A night at the opera

Top, left to right, soprano Marlen Nahhas, photo Arielle Doneson; mezzo-soprano Ana Mora, photo Mario Mendoza 

Bottom, left to right, tenor Duke Kim, photo Caitlin Oldham; baritone Zachary Nelson replaces Darren Lekeith Drone, who withdre›w from the performance. The repertory is unchanged.

The familiar strains of music by Puccini, Bizet, Donizetti, and Mozart will return to Santa Fe on Friday, Dec. 24, at A Night at the Opera, a new collaboration between the Santa Fe Symphony and the Santa Fe Opera. The program of all-time favorite arias, duets, ensembles, and overtures will feature four young singers who were all apprentices in the opera’s 2021 season. They’ll be led at the Christmas Eve performance by Guillermo Figueroa, the orchestra’s principal conductor.

For Figueroa, it’s the fulfillment of a dream long deferred.
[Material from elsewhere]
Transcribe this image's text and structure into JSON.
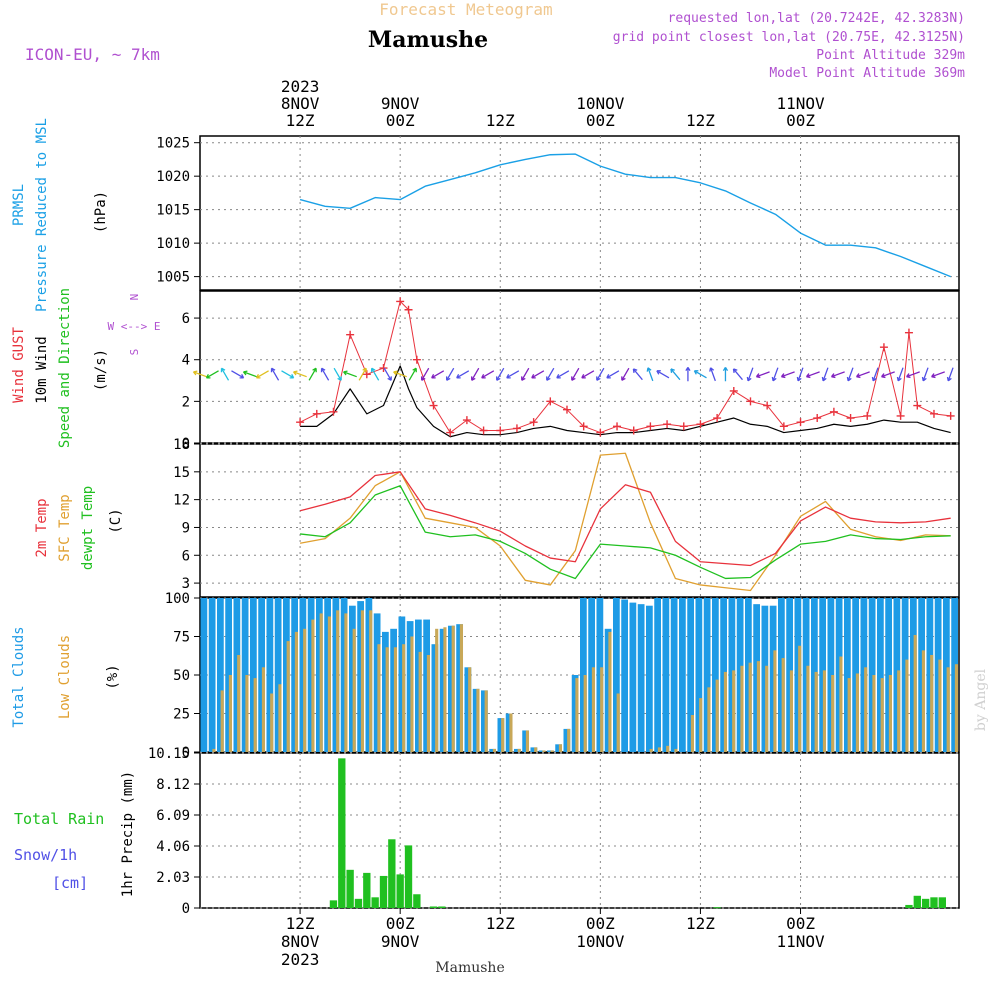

He was slated to conduct a joint event involving the Santa Fe Opera and the New Mexico Symphony in 2011, but the symphony folded a month before the performance. “When I joined the Santa Fe Symphony in 2016, one of my high priorities was to resurrect the collaboration,” says Figueroa.

“Daniel Crupi, our executive director at the time, was all for it, especially since he was a professional singer, as well as an administrator. We got in touch with the opera, and they responded very favorably. I went to the apprentice scenes performances last summer to identify singers I thought would be good, then worked with David Lomelí, the opera’s chief artistic officer, on the repertory and casting the four soloists we needed.”

Mexican Lebanese soprano Marlen Nahhas comes to Santa Fe from a three-city run of Puccini’s La Bohéme with Virginia Opera in which she sang the flirtatious Musetta. Her arias on the symphony’s program will include “Quando m’en vo” (also known as Musetta’s Waltz, in which she lures back her ex-boyfriend by describing in very specific terms how desirable she is) and Adele’s Laughing Song from Johann Strauss’ operetta Die Fledermaus. Nahhas appeared in all four Santa Fe productions this summer; she also spent three seasons as a young artist with Washington National Opera, where her roles included Pamina in Mozart’s The Magic Flute and Violetta in Verdi’s La Traviata.

Ana Mora, mezzo-soprano, performed in all 2021 productions except A Midsummer Night’s Dream. Originally from Maracaibo, Venezuela, Mora just received her graduate degree in voice from the prestigious New England Conservatory of Music. For A Night at the Opera, she sings Carmen’s seductive “Seguidilla” (which she sings to gain her freedom after having been arrested) and joins Nahhas for the Flower Duet from Madame Butterfly.

As Lysander, one of the four young lovers in Benjamin Britten’s A Midsummer Night’s Dream, tenor Duke Kim made one of the most impressive leading role debuts at the opera this season. (Opera News called him “fresh of voice and of face.”) His solo contribution to the program is “Una furtiva lagrima,” one of the world’s most famous tenor arias, from Donizetti’s The Elixir of Love; he and Nahhas provide the program’s finale with “O soave fanciulla,” the love duet for Mimì and Rodolfo that ends the first act of La Bohéme.

Baritone Darren Lekeith Drone [who left the production close to press time; he was replaced by Zachary Nelson] is highlighted in the program’s most dramatic selection, Count Almaviva’s big solo from Act III of Mozart’s The Marriage of Figaro. The Count thought he had maneuvered Susanna, Figaro’s fiancé, into a one-nighter with him but discovered he’d been played for a fool, and his aria ranges through shock, bewilderment, and jealousy, ending with a gleeful vow of vengeance. Drone also sings Pagliacci’s dramatic prologue, in which he tells the audience that what they are about to see is a true-to-life story, not mere playacting.

The orchestra takes full focus for four selections, including the overtures to The Marriage of Figaro and Die Fledermaus and the “Danse Bacchanale” from Camille Saint-Saëns’ Samson and Delilah. All four soloists join the orchestra for the Champagne Chorus from Die Fledermaus, which will end the concert’s first half with appropriate effervescence. (Speaking of which, Figueroa dropped a little hint that there might be an encore at the concert’s end, and it might involve champagne somehow.)

“Spending Christmas Eve with talented instrumentalists from the symphony and singers from the opera is the perfect way to celebrate a beautiful art form and the holidays,” Symphony Executive Director Emma Scherer says. “Santa Fe is a city that loves opera, and we’re excited that this collaboration allows us to offer even more of it to our audiences. I know it sounds like a cliché, but it really is a win-win situation for everyone. Collaborations such as this are key to our future, and we hope it will become a tradition.”